In an unprecedented display of competence, compassion and quiet revolution, a network of “Your Local Pantry” services across Kirkholt, Smallbridge and Freehold has been helping locals survive the terrifying ordeal of modern Britain, namely, grocery shopping.
Every Thursday, the community pantries fling open their doors and allow residents to pay £4 for a food parcel worth £20, essentially robbing Tesco blind with the full blessing of society. It’s socialism in a plastic carrier bag, and it’s catching on.
RBH, the housing association behind the scheme, insists the pantries are “about more than food”, which is reassuring, given Britain is now about more than functioning as a country.

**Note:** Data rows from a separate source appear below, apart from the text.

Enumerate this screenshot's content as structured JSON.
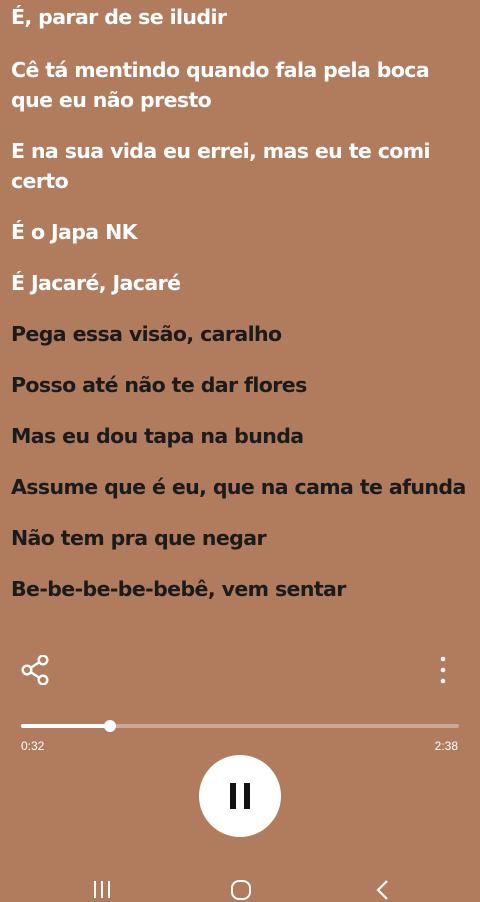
{
  "lyrics": [
    {
      "text": "É, parar de se iludir",
      "state": "past"
    },
    {
      "text": "Cê tá mentindo quando fala pela boca que eu não presto",
      "state": "past"
    },
    {
      "text": "E na sua vida eu errei, mas eu te comi certo",
      "state": "past"
    },
    {
      "text": "É o Japa NK",
      "state": "past"
    },
    {
      "text": "É Jacaré, Jacaré",
      "state": "past"
    },
    {
      "text": "Pega essa visão, caralho",
      "state": "upcoming"
    },
    {
      "text": "Posso até não te dar flores",
      "state": "upcoming"
    },
    {
      "text": "Mas eu dou tapa na bunda",
      "state": "upcoming"
    },
    {
      "text": "Assume que é eu, que na cama te afunda",
      "state": "upcoming"
    },
    {
      "text": "Não tem pra que negar",
      "state": "upcoming"
    },
    {
      "text": "Be-be-be-be-bebê, vem sentar",
      "state": "upcoming"
    }
  ],
  "player": {
    "elapsed": "0:32",
    "duration": "2:38",
    "progress": 0.203,
    "state": "playing"
  },
  "icons": {
    "share": "share-icon",
    "more": "more-vertical-icon",
    "pause": "pause-icon",
    "nav_recents": "recents-icon",
    "nav_home": "home-icon",
    "nav_back": "back-icon"
  },
  "colors": {
    "background": "#b17b5e",
    "sung_lyric": "#ffffff",
    "upcoming_lyric": "#1b1b1b"
  }
}
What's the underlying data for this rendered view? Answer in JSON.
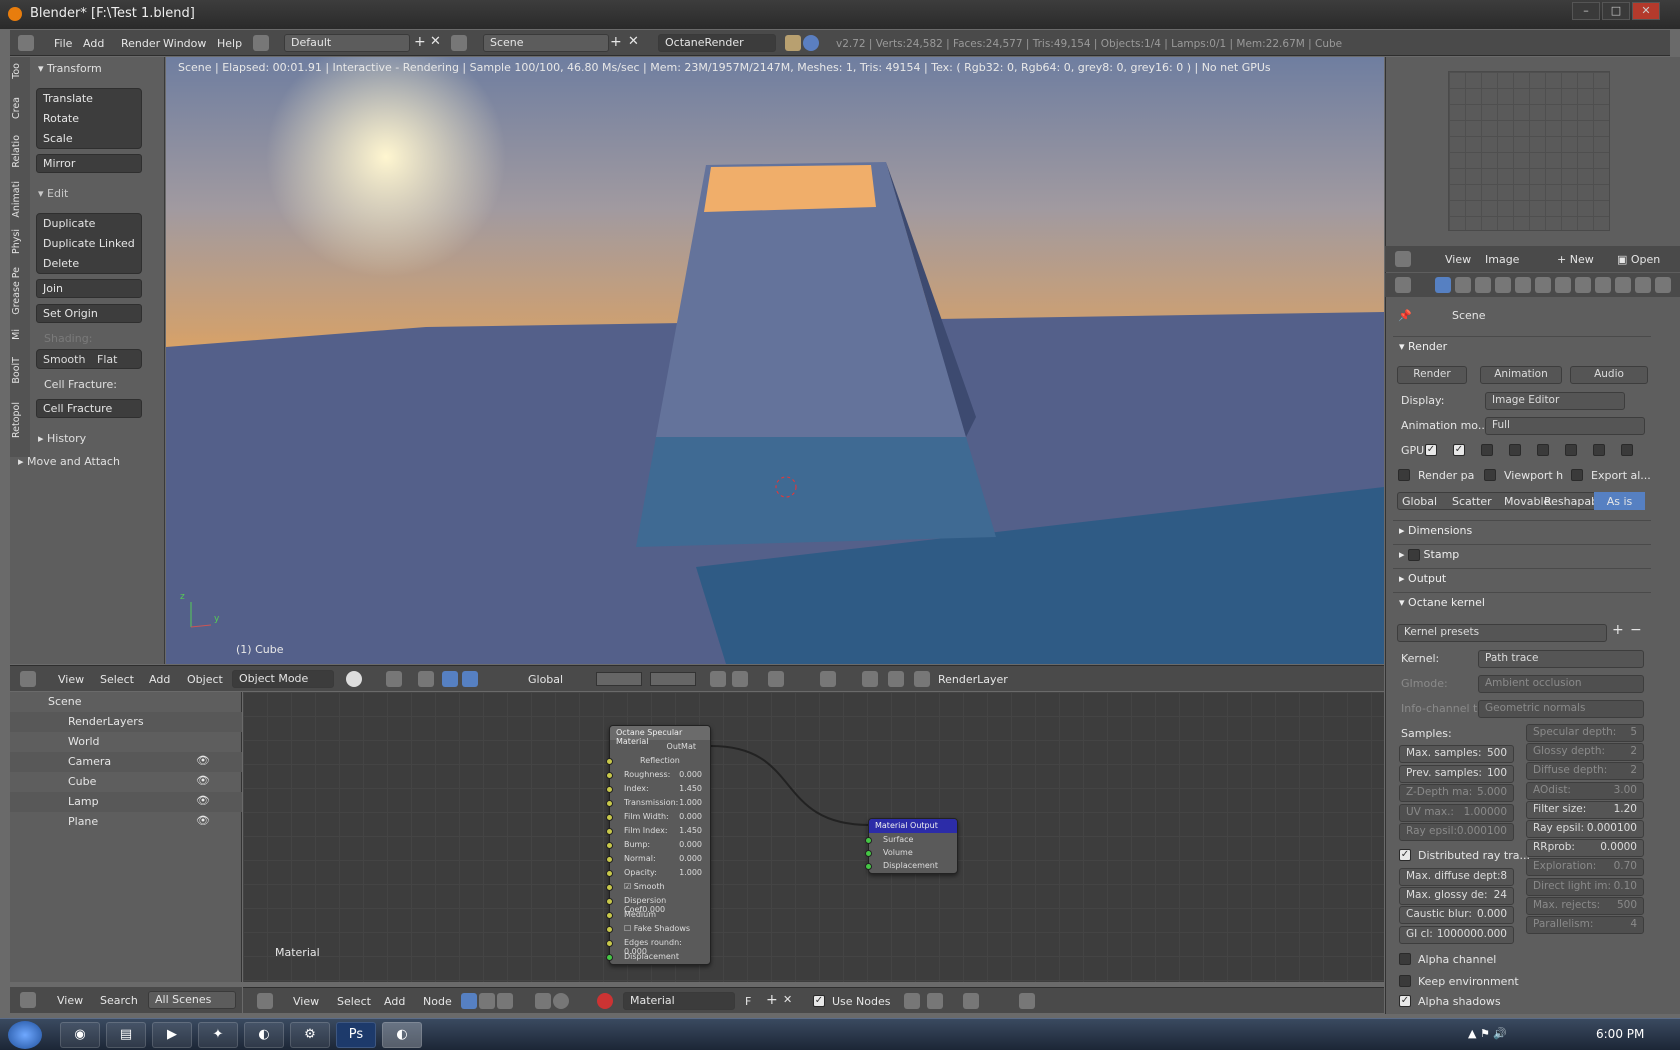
{
  "window": {
    "title": "Blender* [F:\\Test 1.blend]"
  },
  "menubar": {
    "items": [
      "File",
      "Add",
      "Render",
      "Window",
      "Help"
    ],
    "layout": "Default",
    "scene": "Scene",
    "engine": "OctaneRender",
    "stats": "v2.72 | Verts:24,582 | Faces:24,577 | Tris:49,154 | Objects:1/4 | Lamps:0/1 | Mem:22.67M | Cube"
  },
  "toolshelf": {
    "tabs": [
      "Too",
      "Crea",
      "Relatio",
      "Animati",
      "Physi",
      "Grease Pe",
      "Mi",
      "BoolT",
      "Retopol"
    ],
    "transform_header": "Transform",
    "translate": "Translate",
    "rotate": "Rotate",
    "scale": "Scale",
    "mirror": "Mirror",
    "edit_header": "Edit",
    "duplicate": "Duplicate",
    "duplicate_linked": "Duplicate Linked",
    "delete": "Delete",
    "join": "Join",
    "set_origin": "Set Origin",
    "shading_header": "Shading:",
    "smooth": "Smooth",
    "flat": "Flat",
    "cell_fracture_label": "Cell Fracture:",
    "cell_fracture": "Cell Fracture",
    "history": "History",
    "move_attach": "Move and Attach"
  },
  "viewport": {
    "status": "Scene | Elapsed: 00:01.91 | Interactive - Rendering | Sample 100/100, 46.80 Ms/sec | Mem: 23M/1957M/2147M, Meshes: 1, Tris: 49154 | Tex: ( Rgb32: 0, Rgb64: 0, grey8: 0, grey16: 0 ) | No net GPUs",
    "object": "(1) Cube",
    "axis_z": "z",
    "axis_y": "y"
  },
  "view_header": {
    "view": "View",
    "select": "Select",
    "add": "Add",
    "object": "Object",
    "mode": "Object Mode",
    "orientation": "Global",
    "render_layer": "RenderLayer"
  },
  "outliner": {
    "rows": [
      {
        "name": "Scene"
      },
      {
        "name": "RenderLayers"
      },
      {
        "name": "World"
      },
      {
        "name": "Camera"
      },
      {
        "name": "Cube"
      },
      {
        "name": "Lamp"
      },
      {
        "name": "Plane"
      }
    ],
    "footer": {
      "view": "View",
      "search": "Search",
      "all_scenes": "All Scenes"
    }
  },
  "node_editor": {
    "label": "Material",
    "spec_node": {
      "title": "Octane Specular Material",
      "out": "OutMat",
      "reflection": "Reflection",
      "fields": [
        {
          "k": "Roughness:",
          "v": "0.000"
        },
        {
          "k": "Index:",
          "v": "1.450"
        },
        {
          "k": "Transmission:",
          "v": "1.000"
        },
        {
          "k": "Film Width:",
          "v": "0.000"
        },
        {
          "k": "Film Index:",
          "v": "1.450"
        },
        {
          "k": "Bump:",
          "v": "0.000"
        },
        {
          "k": "Normal:",
          "v": "0.000"
        },
        {
          "k": "Opacity:",
          "v": "1.000"
        }
      ],
      "smooth": "Smooth",
      "dispersion": "Dispersion Coef0.000",
      "medium": "Medium",
      "fake_shadows": "Fake Shadows",
      "edges": "Edges roundn: 0.000",
      "displacement": "Displacement"
    },
    "output_node": {
      "title": "Material Output",
      "surface": "Surface",
      "volume": "Volume",
      "displacement": "Displacement"
    },
    "footer": {
      "view": "View",
      "select": "Select",
      "add": "Add",
      "node": "Node",
      "material": "Material",
      "f": "F",
      "use_nodes": "Use Nodes"
    }
  },
  "image_editor": {
    "view": "View",
    "image": "Image",
    "new": "New",
    "open": "Open"
  },
  "properties": {
    "scene": "Scene",
    "render_section": "Render",
    "render_btn": "Render",
    "animation_btn": "Animation",
    "audio_btn": "Audio",
    "display_label": "Display:",
    "display_val": "Image Editor",
    "anim_label": "Animation mo...",
    "anim_val": "Full",
    "gpu": "GPU",
    "render_pa": "Render pa",
    "viewport_h": "Viewport h",
    "export_al": "Export al...",
    "tabs": [
      "Global",
      "Scatter",
      "Movable",
      "Reshapab",
      "As is"
    ],
    "dimensions": "Dimensions",
    "stamp": "Stamp",
    "output": "Output",
    "octane_kernel": "Octane kernel",
    "kernel_presets": "Kernel presets",
    "kernel_label": "Kernel:",
    "kernel_val": "Path trace",
    "gimode_label": "GImode:",
    "gimode_val": "Ambient occlusion",
    "info_label": "Info-channel t...",
    "info_val": "Geometric normals",
    "samples": "Samples:",
    "left": [
      {
        "t": "Max. samples:",
        "v": "500",
        "d": false
      },
      {
        "t": "Prev. samples:",
        "v": "100",
        "d": false
      },
      {
        "t": "Z-Depth ma:",
        "v": "5.000",
        "d": true
      },
      {
        "t": "UV max.:",
        "v": "1.00000",
        "d": true
      },
      {
        "t": "Ray epsil:",
        "v": "0.000100",
        "d": true
      }
    ],
    "right": [
      {
        "t": "Specular depth:",
        "v": "5",
        "d": true
      },
      {
        "t": "Glossy depth:",
        "v": "2",
        "d": true
      },
      {
        "t": "Diffuse depth:",
        "v": "2",
        "d": true
      },
      {
        "t": "AOdist:",
        "v": "3.00",
        "d": true
      },
      {
        "t": "Filter size:",
        "v": "1.20",
        "d": false
      },
      {
        "t": "Ray epsil:",
        "v": "0.000100",
        "d": false
      },
      {
        "t": "RRprob:",
        "v": "0.0000",
        "d": false
      },
      {
        "t": "Exploration:",
        "v": "0.70",
        "d": true
      },
      {
        "t": "Direct light im:",
        "v": "0.10",
        "d": true
      },
      {
        "t": "Max. rejects:",
        "v": "500",
        "d": true
      },
      {
        "t": "Parallelism:",
        "v": "4",
        "d": true
      }
    ],
    "distributed": "Distributed ray tra...",
    "left2": [
      {
        "t": "Max. diffuse dept:",
        "v": "8"
      },
      {
        "t": "Max. glossy de:",
        "v": "24"
      },
      {
        "t": "Caustic blur:",
        "v": "0.000"
      },
      {
        "t": "GI cl:",
        "v": "1000000.000"
      }
    ],
    "alpha_channel": "Alpha channel",
    "keep_env": "Keep environment",
    "alpha_shadows": "Alpha shadows"
  },
  "taskbar": {
    "clock": "6:00 PM"
  }
}
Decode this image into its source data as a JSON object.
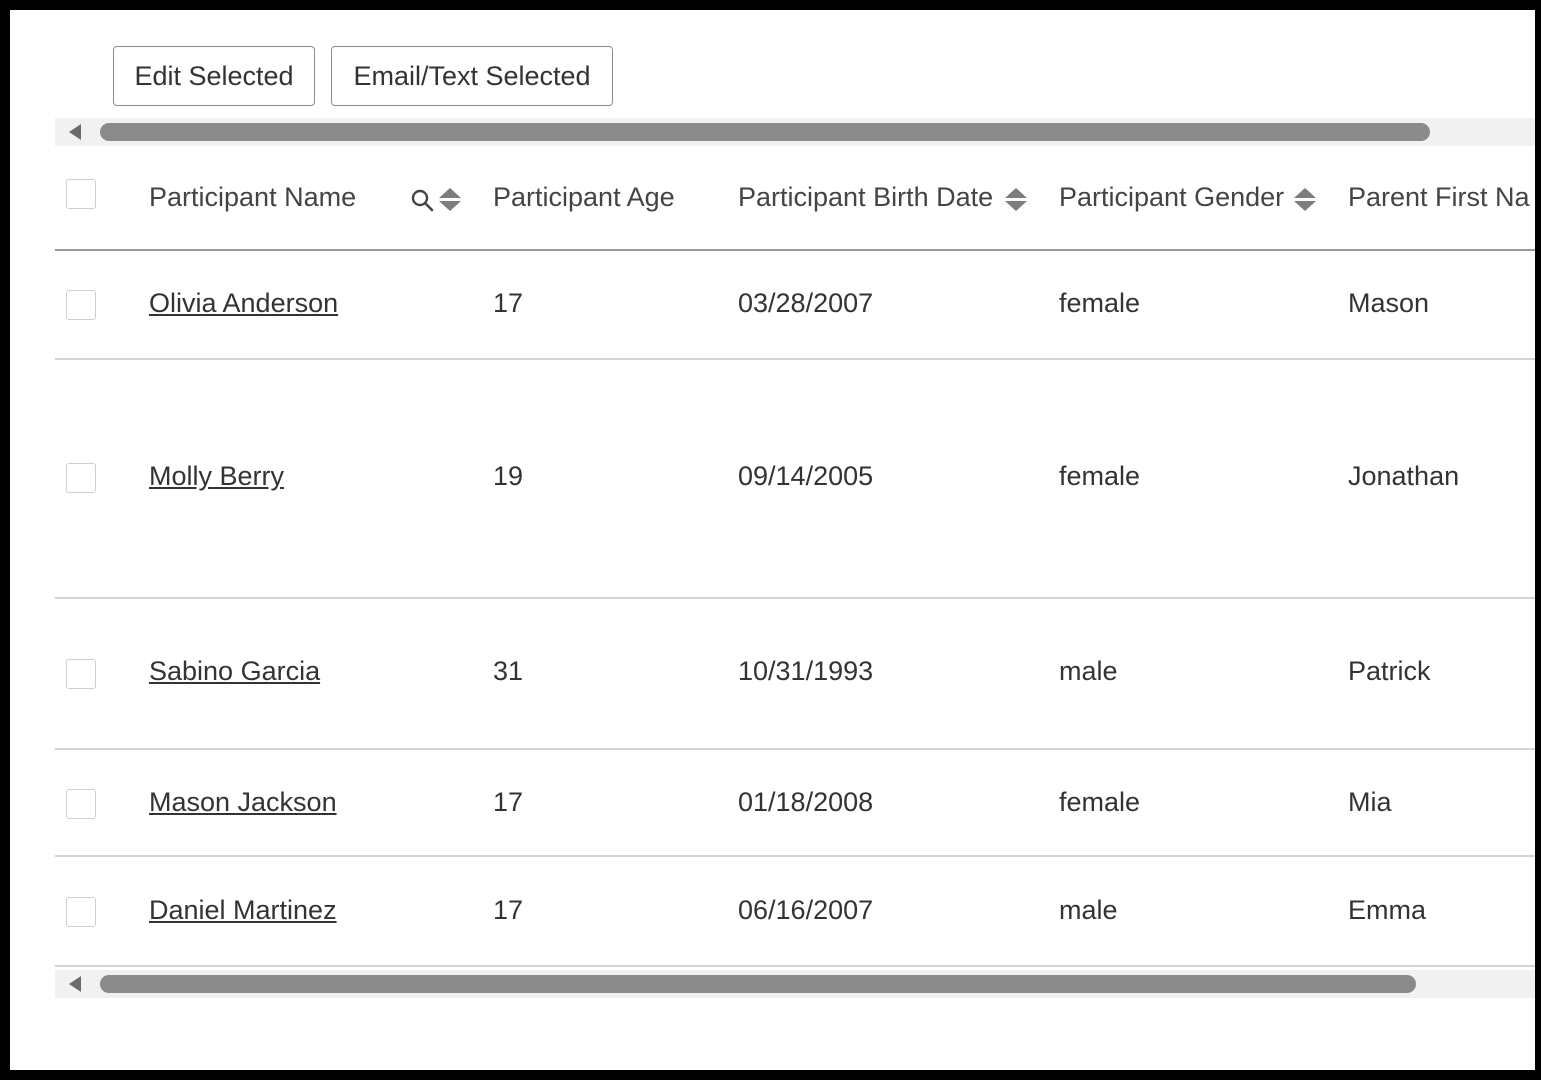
{
  "toolbar": {
    "edit_selected": "Edit Selected",
    "email_text_selected": "Email/Text Selected"
  },
  "table": {
    "headers": {
      "participant_name": "Participant Name",
      "participant_age": "Participant Age",
      "participant_birth_date": "Participant Birth Date",
      "participant_gender": "Participant Gender",
      "parent_first_name": "Parent First Na"
    },
    "rows": [
      {
        "name": "Olivia Anderson",
        "age": "17",
        "birth_date": "03/28/2007",
        "gender": "female",
        "parent_first": "Mason"
      },
      {
        "name": "Molly Berry",
        "age": "19",
        "birth_date": "09/14/2005",
        "gender": "female",
        "parent_first": "Jonathan"
      },
      {
        "name": "Sabino Garcia",
        "age": "31",
        "birth_date": "10/31/1993",
        "gender": "male",
        "parent_first": "Patrick"
      },
      {
        "name": "Mason Jackson",
        "age": "17",
        "birth_date": "01/18/2008",
        "gender": "female",
        "parent_first": "Mia"
      },
      {
        "name": "Daniel Martinez",
        "age": "17",
        "birth_date": "06/16/2007",
        "gender": "male",
        "parent_first": "Emma"
      }
    ]
  },
  "icons": {
    "search": "search-icon",
    "sort": "sort-icon",
    "scroll_left": "left-arrow-icon"
  },
  "colors": {
    "scroll_thumb": "#8b8b8b",
    "scroll_track": "#f1f1f1",
    "row_divider": "#d4d4d4",
    "header_divider": "#9a9a9a"
  }
}
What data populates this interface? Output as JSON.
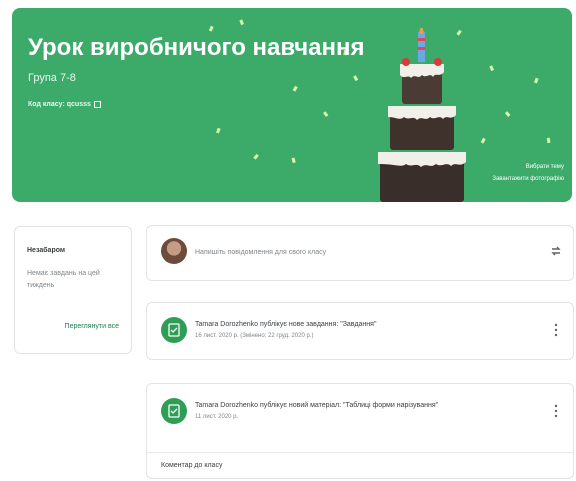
{
  "banner": {
    "title": "Урок виробничого навчання",
    "subtitle": "Група 7-8",
    "class_code": "Код класу: qcusss",
    "link_select": "Вибрати тему",
    "link_upload": "Завантажити фотографію",
    "color": "#3cab6a"
  },
  "sidebar": {
    "title": "Незабаром",
    "text": "Немає завдань на цей тиждень",
    "link": "Переглянути все"
  },
  "announce": {
    "placeholder": "Напишіть повідомлення для свого класу"
  },
  "posts": [
    {
      "title": "Tamara Dorozhenko публікує нове завдання: \"Завдання\"",
      "date": "16 лист. 2020 р. (Змінено: 22 груд. 2020 р.)",
      "icon": "assignment-icon"
    },
    {
      "title": "Tamara Dorozhenko публікує новий матеріал: \"Таблиці форми нарізування\"",
      "date": "11 лист. 2020 р.",
      "icon": "material-icon",
      "comment": "Коментар до класу"
    }
  ],
  "colors": {
    "accent": "#2e9e57",
    "link": "#1e7e4a"
  }
}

Over the past year, the project claims to have saved residents £128,000 on shopping bills, £21,266 on energy costs, and at least £12,000 in nutritional regret by serving actual hot meals cooked by catering students who’ve yet to be crushed by life.
“This is about community,” said Amanda Newton, RBH’s Chief Executive and part-time social architect. “One woman hadn’t left her house in months. Now she’s coming for a chat and a biscuit. We call it mental health support. The NHS calls it ‘how dare you.’”
With 200 members and over 2,300 hours of volunteer time logged this year, the scheme is singlehandedly holding back the tide of despair, loneliness, and Super Noodle dependency engulfing the north.
Local businesses have also been roped in, presumably under threat of receiving another business rates bill, to donate food, toiletries, and the occasional anonymous tin of artichoke hearts no one really knows what to do with.
Zahida Bashir, Pantry Services Manager and unofficial therapist to the economically traumatised, added: “If you’re struggling, come and see us. The government might have forgotten you exist, but we haven’t. And we’ve got teabags.”
Meanwhile, councillors are considering how to monetise the scheme before it becomes dangerously successful, and have proposed charging £1 to sniff a tin of beans “just to remind people of what aspiration smells like.”